Si hubo un lugar
en San Cristóbal durante la década de los 80 que ocupó el primer lugar en mi
mapa emocional, fue la Casa Serizawa, ubicada en la carrera 6 entre calles 7 y 8. No era solo una tienda. Era un santuario.
Un portal hacia el futuro, escondido entre las calles de una ciudad que aún se
debatía entre lo tradicional y lo moderno.
I. Un mundo
dentro de otro mundo
La Casa Serizawa ofrecía mercancía variada, sí, pero lo hacía con una elegancia silenciosa. Electrónica, instrumentos musicales, cámaras fotográficas, lentes, cristalería, juegos de mesa…
Todo dispuesto con precisión, como si cada objeto tuviera una
misión que cumplir en nuestras vidas. Era un mundo de adelantos tecnológicos al
alcance de la mano, y cada visita era una expedición al asombro.
Los pasillos
estaban impregnados de una atmósfera distinta. No era solo el olor a cartón
nuevo o a plástico recién desempacado. Era la presencia misma de la tecnología,
como si los objetos respiraran una promesa de futuro.
II. El respeto como norma
En la caja,
siempre japoneses. Serios, sobrios, impecables. La sola expresión de sus
rostros bastaba para entender que allí no se pedían rebajas. Todo era de
calidad.

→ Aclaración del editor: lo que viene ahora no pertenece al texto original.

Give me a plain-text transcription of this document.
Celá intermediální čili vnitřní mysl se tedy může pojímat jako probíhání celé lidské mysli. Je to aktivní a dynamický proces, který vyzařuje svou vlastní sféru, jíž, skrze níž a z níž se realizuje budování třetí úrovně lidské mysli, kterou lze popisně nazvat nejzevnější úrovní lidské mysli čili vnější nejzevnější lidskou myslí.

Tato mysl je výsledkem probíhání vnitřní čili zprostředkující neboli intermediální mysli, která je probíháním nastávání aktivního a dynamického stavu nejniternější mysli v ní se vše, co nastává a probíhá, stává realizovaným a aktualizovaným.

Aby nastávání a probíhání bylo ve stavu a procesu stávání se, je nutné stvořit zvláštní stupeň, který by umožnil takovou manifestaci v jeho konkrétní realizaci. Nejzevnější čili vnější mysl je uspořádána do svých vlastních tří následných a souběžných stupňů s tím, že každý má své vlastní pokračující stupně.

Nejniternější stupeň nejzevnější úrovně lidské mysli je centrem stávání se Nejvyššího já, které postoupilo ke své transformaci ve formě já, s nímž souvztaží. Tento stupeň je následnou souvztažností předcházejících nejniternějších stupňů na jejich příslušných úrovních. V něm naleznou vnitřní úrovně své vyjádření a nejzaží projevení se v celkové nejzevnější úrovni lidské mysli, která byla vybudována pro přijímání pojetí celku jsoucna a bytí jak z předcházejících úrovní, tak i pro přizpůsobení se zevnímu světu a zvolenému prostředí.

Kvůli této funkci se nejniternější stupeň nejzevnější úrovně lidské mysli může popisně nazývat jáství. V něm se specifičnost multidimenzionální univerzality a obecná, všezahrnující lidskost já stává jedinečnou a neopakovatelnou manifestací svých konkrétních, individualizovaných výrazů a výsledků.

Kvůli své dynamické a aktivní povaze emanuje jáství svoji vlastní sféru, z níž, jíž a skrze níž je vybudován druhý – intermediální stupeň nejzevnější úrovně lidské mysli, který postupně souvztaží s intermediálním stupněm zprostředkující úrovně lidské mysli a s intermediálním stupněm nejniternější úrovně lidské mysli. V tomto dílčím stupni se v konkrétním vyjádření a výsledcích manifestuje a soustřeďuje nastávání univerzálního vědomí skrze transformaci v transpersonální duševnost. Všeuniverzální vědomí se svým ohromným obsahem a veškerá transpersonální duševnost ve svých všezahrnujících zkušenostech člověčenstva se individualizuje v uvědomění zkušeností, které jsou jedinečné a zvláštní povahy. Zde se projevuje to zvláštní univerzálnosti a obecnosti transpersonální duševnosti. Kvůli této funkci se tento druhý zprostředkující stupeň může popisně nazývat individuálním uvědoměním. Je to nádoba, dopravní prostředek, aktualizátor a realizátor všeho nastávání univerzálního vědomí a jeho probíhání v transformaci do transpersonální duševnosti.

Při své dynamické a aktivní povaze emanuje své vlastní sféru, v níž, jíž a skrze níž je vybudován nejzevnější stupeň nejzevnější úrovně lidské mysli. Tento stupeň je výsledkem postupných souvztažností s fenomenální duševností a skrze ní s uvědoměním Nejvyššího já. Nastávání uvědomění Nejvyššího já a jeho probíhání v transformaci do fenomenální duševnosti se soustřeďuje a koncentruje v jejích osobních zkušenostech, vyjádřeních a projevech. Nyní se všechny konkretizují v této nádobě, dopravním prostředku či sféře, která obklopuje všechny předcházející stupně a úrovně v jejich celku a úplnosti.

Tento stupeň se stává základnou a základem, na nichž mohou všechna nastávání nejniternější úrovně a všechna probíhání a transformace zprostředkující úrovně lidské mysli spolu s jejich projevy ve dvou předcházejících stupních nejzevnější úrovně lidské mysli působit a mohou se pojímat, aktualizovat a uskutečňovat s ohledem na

Todo tenía un valor que no se negociaba, porque detrás de cada
producto había una ética, una cultura, una forma de entender el mundo.
III. Kodak,
Casio y el ajedrez como rito
Cuando queríamos
comprar una nueva cámara fotográfica, sabíamos que las mejores opciones —Kodak
o Fuji— estaban allí. Si el deseo era un reloj digital Casio, con cronómetro de
milisegundos, no había otra tienda en mente. Y si la búsqueda era por juegos de
mesa como Pictionary, Tabú, un dominó o un buen tablero de ajedrez, la Casa
Serizawa respondía con generosidad.
Cada compra era
más que una transacción. Era una iniciación. Un paso hacia la adultez
tecnológica que empezaba a instalarse en los hogares de San Cristóbal.
IV. Un templo sin incienso, pero con circuitos
La Casa Serizawa
fue, para muchos de nosotros, una especie de templo sagrado. No tenía altares
ni velas, pero sí vitrinas que brillaban con la promesa de lo nuevo. Allí
empezaron a aparecer las necesidades tecnológicas, no como caprichos, sino como
señales de que el mundo estaba cambiando, y nosotros con él.
Solo con la historia narrada de un pueblo, se conseguirá la fama de sus pobladores.